Chou et al in 1996 summarized the treatment results from the literature (28 reports) and found improvement in 94 (53%) of 176 medical treatment patients; 219 (46%) of 477 surgical treatment patients; and 25 of 81 (31%) patients without treatment (Chou, 1996). These authors divided the patients undergoing medical and surgical treatment into two groups: patients with no light perception (NLP) vision and those with better than light perception (LP) vision. They reported that the NLP group had an improvement rate of 36% (14 of 39 patients) following medical treatment and 34% (19 of 56 patients) following surgical treatment, versus the better than LP group that had an improvement rate of 70% (55 of 79) after medical treatment and 70% (69 of 98) after surgical treatment (class II, level C) (Chou, 1996).

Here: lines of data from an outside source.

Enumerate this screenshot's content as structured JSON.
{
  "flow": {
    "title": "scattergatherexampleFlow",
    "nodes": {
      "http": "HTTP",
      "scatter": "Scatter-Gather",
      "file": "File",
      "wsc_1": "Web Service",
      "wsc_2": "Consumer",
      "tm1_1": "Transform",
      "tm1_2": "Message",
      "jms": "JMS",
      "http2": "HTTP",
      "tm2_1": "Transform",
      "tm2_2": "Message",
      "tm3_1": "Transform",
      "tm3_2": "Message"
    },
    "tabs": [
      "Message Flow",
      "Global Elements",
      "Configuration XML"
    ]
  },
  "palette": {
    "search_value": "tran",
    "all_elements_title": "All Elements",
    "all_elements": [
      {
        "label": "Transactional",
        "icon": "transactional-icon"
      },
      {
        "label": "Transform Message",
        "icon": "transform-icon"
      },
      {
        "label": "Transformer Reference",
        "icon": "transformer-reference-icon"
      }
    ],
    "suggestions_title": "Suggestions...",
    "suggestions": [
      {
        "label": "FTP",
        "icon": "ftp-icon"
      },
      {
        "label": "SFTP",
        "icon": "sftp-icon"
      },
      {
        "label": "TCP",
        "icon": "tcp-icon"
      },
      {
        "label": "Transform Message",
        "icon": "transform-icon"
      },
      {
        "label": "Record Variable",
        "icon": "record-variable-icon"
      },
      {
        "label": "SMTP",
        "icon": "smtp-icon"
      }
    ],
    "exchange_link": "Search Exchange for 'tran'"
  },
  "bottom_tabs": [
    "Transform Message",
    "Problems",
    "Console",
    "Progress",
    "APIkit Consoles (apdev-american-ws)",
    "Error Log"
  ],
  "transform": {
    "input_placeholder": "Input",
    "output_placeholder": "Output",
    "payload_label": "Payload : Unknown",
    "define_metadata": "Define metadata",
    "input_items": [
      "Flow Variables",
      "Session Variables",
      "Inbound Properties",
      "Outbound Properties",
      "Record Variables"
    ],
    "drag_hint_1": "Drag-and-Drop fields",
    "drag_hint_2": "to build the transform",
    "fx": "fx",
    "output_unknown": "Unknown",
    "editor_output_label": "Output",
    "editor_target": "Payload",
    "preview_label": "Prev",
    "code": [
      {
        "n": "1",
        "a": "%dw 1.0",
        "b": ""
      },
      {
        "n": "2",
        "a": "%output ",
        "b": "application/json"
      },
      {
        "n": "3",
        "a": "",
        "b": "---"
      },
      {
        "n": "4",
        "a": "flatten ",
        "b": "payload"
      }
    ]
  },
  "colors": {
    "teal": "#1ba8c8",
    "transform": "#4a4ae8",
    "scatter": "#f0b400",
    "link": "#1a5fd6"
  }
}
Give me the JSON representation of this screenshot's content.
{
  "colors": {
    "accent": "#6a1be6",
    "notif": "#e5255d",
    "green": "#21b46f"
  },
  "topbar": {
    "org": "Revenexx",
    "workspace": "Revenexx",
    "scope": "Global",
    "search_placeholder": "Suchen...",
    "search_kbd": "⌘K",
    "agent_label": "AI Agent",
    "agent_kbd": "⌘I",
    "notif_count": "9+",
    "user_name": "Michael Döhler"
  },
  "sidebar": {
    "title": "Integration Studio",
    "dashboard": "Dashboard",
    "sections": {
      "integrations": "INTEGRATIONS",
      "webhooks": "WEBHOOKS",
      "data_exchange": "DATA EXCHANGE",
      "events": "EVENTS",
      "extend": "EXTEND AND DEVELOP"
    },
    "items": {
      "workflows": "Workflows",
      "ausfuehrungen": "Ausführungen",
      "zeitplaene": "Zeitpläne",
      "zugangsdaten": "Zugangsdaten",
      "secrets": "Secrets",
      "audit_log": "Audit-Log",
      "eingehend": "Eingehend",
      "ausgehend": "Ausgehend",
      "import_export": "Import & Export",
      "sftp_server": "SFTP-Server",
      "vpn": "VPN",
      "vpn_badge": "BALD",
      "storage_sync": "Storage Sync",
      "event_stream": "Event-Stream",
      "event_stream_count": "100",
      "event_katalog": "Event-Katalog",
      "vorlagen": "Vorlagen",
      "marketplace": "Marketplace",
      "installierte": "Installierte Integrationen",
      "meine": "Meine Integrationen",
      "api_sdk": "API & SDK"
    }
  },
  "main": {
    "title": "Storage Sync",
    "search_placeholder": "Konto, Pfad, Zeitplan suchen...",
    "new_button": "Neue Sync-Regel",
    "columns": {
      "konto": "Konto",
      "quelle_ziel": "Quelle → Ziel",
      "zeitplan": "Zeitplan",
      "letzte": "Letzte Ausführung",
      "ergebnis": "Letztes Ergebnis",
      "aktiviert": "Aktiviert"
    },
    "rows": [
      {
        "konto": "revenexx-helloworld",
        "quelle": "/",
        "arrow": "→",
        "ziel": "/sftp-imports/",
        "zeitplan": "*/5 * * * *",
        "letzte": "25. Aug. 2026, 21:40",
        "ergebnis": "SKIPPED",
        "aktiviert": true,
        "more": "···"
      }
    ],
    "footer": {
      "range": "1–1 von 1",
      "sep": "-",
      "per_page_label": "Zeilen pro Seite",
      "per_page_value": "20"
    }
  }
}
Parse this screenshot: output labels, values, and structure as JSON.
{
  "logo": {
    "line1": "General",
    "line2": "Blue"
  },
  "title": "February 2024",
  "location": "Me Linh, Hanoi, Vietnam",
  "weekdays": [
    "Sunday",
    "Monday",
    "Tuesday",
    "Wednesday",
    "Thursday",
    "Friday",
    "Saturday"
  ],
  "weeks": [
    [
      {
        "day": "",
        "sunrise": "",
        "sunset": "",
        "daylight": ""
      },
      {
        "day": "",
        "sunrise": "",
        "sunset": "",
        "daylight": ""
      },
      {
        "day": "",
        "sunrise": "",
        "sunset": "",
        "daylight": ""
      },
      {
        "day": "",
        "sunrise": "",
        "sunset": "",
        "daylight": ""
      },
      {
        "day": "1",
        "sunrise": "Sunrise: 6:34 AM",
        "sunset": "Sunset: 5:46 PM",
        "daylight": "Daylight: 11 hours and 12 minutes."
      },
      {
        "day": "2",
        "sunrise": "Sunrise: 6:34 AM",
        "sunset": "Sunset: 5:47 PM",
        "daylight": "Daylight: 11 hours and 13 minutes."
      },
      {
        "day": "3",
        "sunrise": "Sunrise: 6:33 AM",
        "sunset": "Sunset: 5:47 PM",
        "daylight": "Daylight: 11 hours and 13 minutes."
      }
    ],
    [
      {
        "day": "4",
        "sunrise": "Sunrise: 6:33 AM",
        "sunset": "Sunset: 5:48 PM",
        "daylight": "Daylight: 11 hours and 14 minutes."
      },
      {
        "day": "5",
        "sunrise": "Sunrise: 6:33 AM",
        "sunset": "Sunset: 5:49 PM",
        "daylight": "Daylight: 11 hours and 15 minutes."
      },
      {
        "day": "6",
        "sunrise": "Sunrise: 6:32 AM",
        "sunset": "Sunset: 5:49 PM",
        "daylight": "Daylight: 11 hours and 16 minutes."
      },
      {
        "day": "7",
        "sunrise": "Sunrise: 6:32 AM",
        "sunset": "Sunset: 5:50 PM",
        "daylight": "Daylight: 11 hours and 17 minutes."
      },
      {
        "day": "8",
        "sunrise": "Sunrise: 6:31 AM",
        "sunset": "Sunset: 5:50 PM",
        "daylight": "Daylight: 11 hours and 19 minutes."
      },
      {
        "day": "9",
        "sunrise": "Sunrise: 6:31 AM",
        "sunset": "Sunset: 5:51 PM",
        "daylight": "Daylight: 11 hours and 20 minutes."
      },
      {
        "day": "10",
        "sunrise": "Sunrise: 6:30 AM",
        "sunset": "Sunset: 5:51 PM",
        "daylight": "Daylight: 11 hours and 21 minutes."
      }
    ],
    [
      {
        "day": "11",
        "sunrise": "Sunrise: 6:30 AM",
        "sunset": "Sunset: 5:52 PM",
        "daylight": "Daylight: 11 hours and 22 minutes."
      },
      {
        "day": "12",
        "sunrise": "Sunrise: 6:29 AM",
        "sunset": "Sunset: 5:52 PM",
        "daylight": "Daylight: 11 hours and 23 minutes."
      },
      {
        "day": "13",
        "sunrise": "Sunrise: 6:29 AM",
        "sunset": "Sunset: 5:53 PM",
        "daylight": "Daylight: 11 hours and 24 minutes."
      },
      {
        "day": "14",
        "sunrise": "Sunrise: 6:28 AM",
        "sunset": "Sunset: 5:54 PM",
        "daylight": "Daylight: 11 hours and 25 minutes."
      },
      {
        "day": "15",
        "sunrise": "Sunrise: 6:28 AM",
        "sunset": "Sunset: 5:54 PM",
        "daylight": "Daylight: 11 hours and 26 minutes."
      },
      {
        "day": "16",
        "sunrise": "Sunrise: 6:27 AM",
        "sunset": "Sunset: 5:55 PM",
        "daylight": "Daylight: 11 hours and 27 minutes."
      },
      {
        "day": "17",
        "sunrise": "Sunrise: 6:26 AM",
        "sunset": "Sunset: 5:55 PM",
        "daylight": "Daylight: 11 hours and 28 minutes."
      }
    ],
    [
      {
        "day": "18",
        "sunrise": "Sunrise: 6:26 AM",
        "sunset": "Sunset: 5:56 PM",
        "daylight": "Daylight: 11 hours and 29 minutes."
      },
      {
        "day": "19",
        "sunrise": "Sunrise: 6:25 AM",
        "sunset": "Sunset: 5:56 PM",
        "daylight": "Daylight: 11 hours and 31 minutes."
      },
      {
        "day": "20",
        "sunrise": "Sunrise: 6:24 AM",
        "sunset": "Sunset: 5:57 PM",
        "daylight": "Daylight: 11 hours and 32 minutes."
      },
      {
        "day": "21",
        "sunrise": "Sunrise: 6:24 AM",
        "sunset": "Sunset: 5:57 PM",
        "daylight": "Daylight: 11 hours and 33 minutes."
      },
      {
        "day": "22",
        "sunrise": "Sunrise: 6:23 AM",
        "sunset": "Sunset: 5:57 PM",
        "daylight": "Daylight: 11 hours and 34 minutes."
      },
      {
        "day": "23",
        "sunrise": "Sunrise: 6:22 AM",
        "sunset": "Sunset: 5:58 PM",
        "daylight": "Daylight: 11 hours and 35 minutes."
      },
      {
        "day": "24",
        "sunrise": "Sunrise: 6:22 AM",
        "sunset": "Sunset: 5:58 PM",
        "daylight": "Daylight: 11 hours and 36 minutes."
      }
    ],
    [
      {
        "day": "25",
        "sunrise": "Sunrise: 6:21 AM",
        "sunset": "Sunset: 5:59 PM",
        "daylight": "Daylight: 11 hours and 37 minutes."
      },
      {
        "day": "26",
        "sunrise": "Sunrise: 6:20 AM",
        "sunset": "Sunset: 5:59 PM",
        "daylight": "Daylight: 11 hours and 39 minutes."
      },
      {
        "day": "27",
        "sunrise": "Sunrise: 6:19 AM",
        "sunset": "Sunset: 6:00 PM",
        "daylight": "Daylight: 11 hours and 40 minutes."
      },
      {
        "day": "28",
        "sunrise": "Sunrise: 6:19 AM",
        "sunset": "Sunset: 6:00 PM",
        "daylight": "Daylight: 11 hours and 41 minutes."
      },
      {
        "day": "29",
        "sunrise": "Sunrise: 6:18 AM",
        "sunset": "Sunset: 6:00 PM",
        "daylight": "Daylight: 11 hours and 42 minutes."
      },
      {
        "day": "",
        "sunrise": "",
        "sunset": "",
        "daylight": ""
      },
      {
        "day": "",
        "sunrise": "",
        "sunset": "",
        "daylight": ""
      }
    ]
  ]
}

Levin et al studied a total of 133 patients with TON (127 unilateral and 6 bilateral) who had initial visual assessment within 3 days of injury and at least 1 month of follow-up (Levin, 1999). On the basis of treatment received within 7 days of injury, patients with unilateral injuries were categorized as being in one of three treatment groups: (1) untreated (n = 9), (2) corticosteroids (n = 85), or (3) optic canal decompression (n = 33). Corticosteroid therapy was categorized according to initial daily dose of methylprednisolone (or equivalent corticosteroid) as (1) megadose for ≥ 5400 mg (40%), (2) very high dose for 2000–5399 mg (18%), (3) high dose for 500–1999 mg (16%), (4) moderate dose for 100-499 mg (9%), and (5) low dose for <1000 mg (8%). Visual loss was severe in most eyes, being hand motion or worse level of vision in about two thirds. The surgical approach consisted of an external ethmoidectomy in 36%, medial orbitopathy in 12%, endonasal in 39%, craniotomy in 9%, and was not specified in 3%. At follow-up, visual acuity increased by ≥3 lines in 32% of surgery group, 57% of untreated group, and 52% of the steroid group. The surgery group had more patients whose initial vision was NLP. After adjustment for the baseline visual acuity, there were no significant differences between any of the treatment groups. There was no indication that the dosage or timing of corticosteroid treatment or the timing of surgery was associated with an increased probability of visual improvement. The authors concluded that no clear benefit was found for either corticosteroid therapy or optic canal decompression surgery (class II, level C). The number of patients studied was considered sufficient to rule out major effects in the treatment groups, although clinically relevant effects in specific subgroups could have been missed. These results were thought to provide sufficient evidence to conclude that neither corticosteroid treatment nor optic canal surgery should be considered the standard of care for patients with TON. The authors felt that it is therefore clinically reasonable to treat or not treat on an individual patient basis (class II, level C).
The study of Levin et al had several potential problems:
1. The study was not randomized, controlled, or masked, and treatment decisions followed the investigators “customary practice.”
2. Selection bias may have been present.
3. Some patients were initially treated with corticosteroids, and it is possible that the decision to perform surgery was related to a lack of positive response to the steroid treatment. This could have biased the results by removing nonresponders from the steroid group and adding patients less likely to improve to the surgery group.